Before April 2016, married women who reached state pension age were entitled to 60% of their husband’s basic state pension rate upon his retirement. However, prior to 2008, women had to claim this money themselves. Many women were unaware of this requirement and missed out on their full state pension entitlement. The DWP has already paid millions of pounds in backpayments to women who did not automatically receive the upgrade to their pensions. However, women who were supposed to claim the money themselves could also be entitled to have missed payments backdated.
Daphne Bennett, aged 80, is one of the women who never received the full state pension she was entitled to. She is now set to receive a payout including a pension uplift backdated to 2008, interest on those payments, and compensation from the DWP. Mrs. Bennett, a former bookkeeper from Woking, Surrey, had been receiving a state pension of £38.66 per week since 2003, based on her national insurance record. It was only after reading about married women missing out on pensions in 2020 that she realized she was entitled to a higher rate.

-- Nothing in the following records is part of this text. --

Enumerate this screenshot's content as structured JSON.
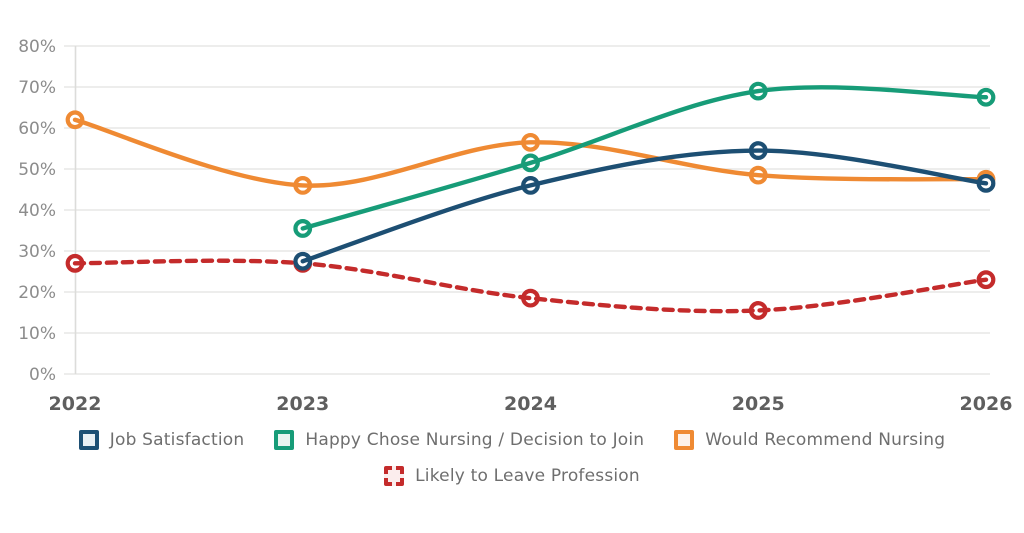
{
  "chart_data": {
    "type": "line",
    "title": "",
    "xlabel": "",
    "ylabel": "",
    "x_labels": [
      "2022",
      "2023",
      "2024",
      "2025",
      "2026"
    ],
    "y_ticks": [
      "0%",
      "10%",
      "20%",
      "30%",
      "40%",
      "50%",
      "60%",
      "70%",
      "80%"
    ],
    "ylim": [
      0,
      80
    ],
    "grid": true,
    "legend_position": "bottom",
    "series": [
      {
        "name": "Job Satisfaction",
        "color": "#1d4f73",
        "legend_fill": "#e9eff3",
        "line_style": "solid",
        "values": [
          null,
          27.5,
          46,
          54.5,
          46.5
        ]
      },
      {
        "name": "Happy Chose Nursing / Decision to Join",
        "color": "#179c78",
        "legend_fill": "#e8f5f0",
        "line_style": "solid",
        "values": [
          null,
          35.5,
          51.5,
          69,
          67.5
        ]
      },
      {
        "name": "Would Recommend Nursing",
        "color": "#ef8a33",
        "legend_fill": "#fdf1e8",
        "line_style": "solid",
        "values": [
          62,
          46,
          56.5,
          48.5,
          47.5
        ]
      },
      {
        "name": "Likely to Leave Profession",
        "color": "#c42b2b",
        "legend_fill": "#fbeded",
        "line_style": "dashed",
        "values": [
          27,
          27,
          18.5,
          15.5,
          23
        ]
      }
    ],
    "legend_rows": [
      [
        0,
        1,
        2
      ],
      [
        3
      ]
    ],
    "draw_order": [
      3,
      2,
      1,
      0
    ],
    "axis_colors": {
      "gridline": "#e7e7e5",
      "axis_line": "#dcdcda",
      "y_tick_label": "#8c8c8c",
      "x_tick_label": "#5f5f5f"
    },
    "marker": "open-circle"
  }
}
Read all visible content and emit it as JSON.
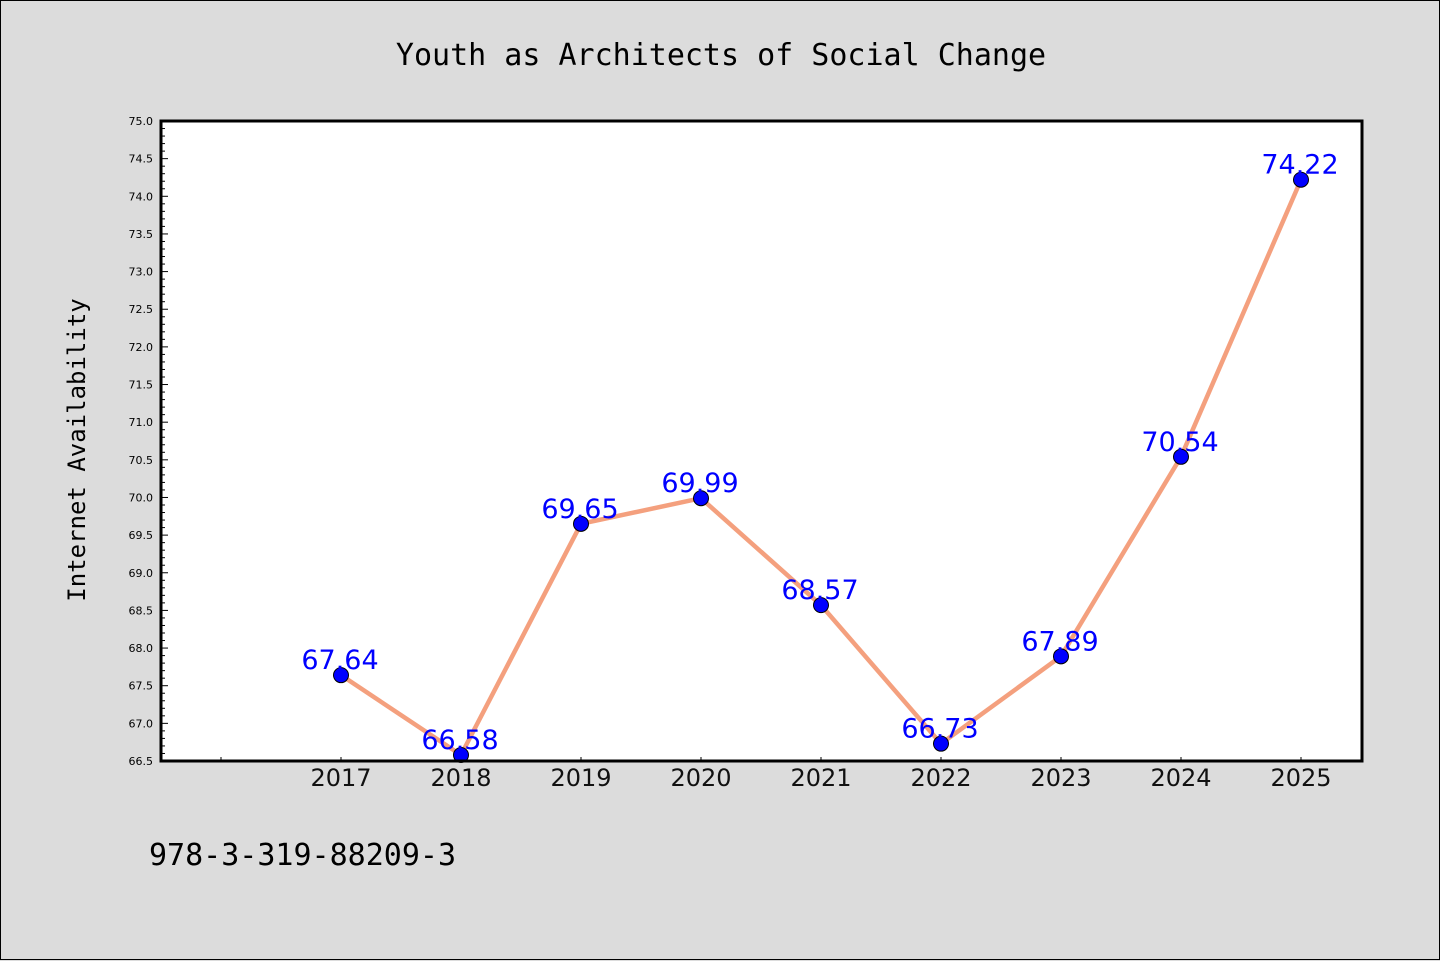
{
  "chart_data": {
    "type": "line",
    "title": "Youth as Architects of Social Change",
    "xlabel": "",
    "ylabel": "Internet Availability",
    "categories": [
      "2017",
      "2018",
      "2019",
      "2020",
      "2021",
      "2022",
      "2023",
      "2024",
      "2025"
    ],
    "series": [
      {
        "values": [
          67.64,
          66.58,
          69.65,
          69.99,
          68.57,
          66.73,
          67.89,
          70.54,
          74.22
        ],
        "line_color": "#f4a07e",
        "marker_color": "#0000ff"
      }
    ],
    "data_labels": [
      "67.64",
      "66.58",
      "69.65",
      "69.99",
      "68.57",
      "66.73",
      "67.89",
      "70.54",
      "74.22"
    ],
    "ylim": [
      66.5,
      75.0
    ],
    "yticks": [
      "66.5",
      "67.0",
      "67.5",
      "68.0",
      "68.5",
      "69.0",
      "69.5",
      "70.0",
      "70.5",
      "71.0",
      "71.5",
      "72.0",
      "72.5",
      "73.0",
      "73.5",
      "74.0",
      "74.5",
      "75.0"
    ],
    "grid": false,
    "legend": "none",
    "colors": {
      "background": "#dcdcdc",
      "plot_background": "#ffffff",
      "line": "#f4a07e",
      "marker": "#0000ff",
      "data_label": "#0000ff"
    }
  },
  "footer": {
    "isbn": "978-3-319-88209-3"
  }
}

When Mrs. Bennett’s husband, Tim, applied for his own state pension over the phone in early 2008, he was told that no forms needed to be signed for his wife to receive her full pension. However, no claim form was ever issued to Mrs. Bennett, and she was never informed about the need to submit a second claim. It was this lack of communication and inadequate processes that formed the basis of her complaint against the DWP.
Implications for Other Women
This ruling by the DWP independent case examiner may open the door for other women in similar situations to make successful claims against the DWP. It is estimated that there could be hundreds of thousands of women who were never informed about the requirement to claim their full state pension entitlement. The Parliamentary Ombudsman may also rule in favor of these women as a group, further highlighting the need for justice in this matter.
Former pensions minister Sir Steve Webb, who has been working with married women to challenge the state pension rules, expressed hope that this landmark case will lead to many more women receiving the justice they deserve. He highlighted the inadequacy of the old processes for alerting women to the need to claim their state pension twice, suggesting that information booklets from the JobCentre or reliance on husbands ticking a box on a form were insufficient. The ruling gives hope to those who have been fighting for fairness in the state pension system.